Alta took the contract back. She smiled. A real smile this time. The smile of a predator who just ate.
"Welcome to the family, Jason," she said.
She pressed the intercom.
"Cancel the liquidation order. Issue Mr. Underwood a security badge. Level 5 clearance."
She stood up and poured herself a glass of champagne.
"Dinner is at eight," she said. "Dress code is black tie. I'll have the tailors send something up."
She turned her back on them to look out the window at her burning kingdom.

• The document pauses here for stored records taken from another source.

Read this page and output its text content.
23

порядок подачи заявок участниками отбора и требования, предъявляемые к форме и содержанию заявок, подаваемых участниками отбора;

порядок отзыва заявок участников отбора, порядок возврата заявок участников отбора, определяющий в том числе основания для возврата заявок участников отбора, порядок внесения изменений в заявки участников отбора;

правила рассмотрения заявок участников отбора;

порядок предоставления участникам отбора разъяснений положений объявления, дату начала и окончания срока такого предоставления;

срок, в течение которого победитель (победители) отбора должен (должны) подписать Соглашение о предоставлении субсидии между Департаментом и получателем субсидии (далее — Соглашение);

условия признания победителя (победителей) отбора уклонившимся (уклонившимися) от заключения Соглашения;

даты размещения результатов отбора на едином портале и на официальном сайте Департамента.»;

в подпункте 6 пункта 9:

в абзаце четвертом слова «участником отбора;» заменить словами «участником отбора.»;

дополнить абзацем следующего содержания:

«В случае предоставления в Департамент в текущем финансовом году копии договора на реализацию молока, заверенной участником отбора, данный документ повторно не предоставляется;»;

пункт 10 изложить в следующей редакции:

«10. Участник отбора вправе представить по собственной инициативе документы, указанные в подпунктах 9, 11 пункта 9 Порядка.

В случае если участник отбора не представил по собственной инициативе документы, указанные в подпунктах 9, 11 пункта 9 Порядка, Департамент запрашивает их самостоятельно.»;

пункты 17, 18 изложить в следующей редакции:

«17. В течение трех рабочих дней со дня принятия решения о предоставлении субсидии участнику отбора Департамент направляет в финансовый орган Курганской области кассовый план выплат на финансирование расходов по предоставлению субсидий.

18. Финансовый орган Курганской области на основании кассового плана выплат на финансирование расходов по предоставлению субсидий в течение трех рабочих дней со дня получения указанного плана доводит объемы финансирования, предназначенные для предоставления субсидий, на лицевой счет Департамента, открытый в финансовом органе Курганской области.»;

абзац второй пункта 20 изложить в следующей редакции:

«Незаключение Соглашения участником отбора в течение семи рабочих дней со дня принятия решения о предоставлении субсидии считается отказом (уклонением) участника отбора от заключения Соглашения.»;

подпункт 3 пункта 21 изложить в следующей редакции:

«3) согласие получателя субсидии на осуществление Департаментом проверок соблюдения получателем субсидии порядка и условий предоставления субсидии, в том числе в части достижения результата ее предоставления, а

Jason stood up. He grabbed Sarah's hand.
They walked out of the office.
The heavy doors closed behind them.
They were alone in the marble hallway.
Jason leaned against the wall. He was shaking.
He looked at the security badge in his hand. It had his photo on it. It had been printed five minutes ago. She had known he would sign.
"You sold us," Sarah whispered.
"I bought us time," Jason whispered back. He looked at the camera in the corner of the ceiling. He forced a smile for the lens.
"We have access now," Jason said softly. "We have clearance. We have the labs."
"We're prisoners, Jason."
"No," Jason looked at the badge. "We're employees. And employees can organize a strike."
He looked at the elevator.
Down there, in the dark, O'Malley was fighting for his life.
Up here, in the light, the real war was just beginning.
"Get some rest," Jason told her. "I have to go to work."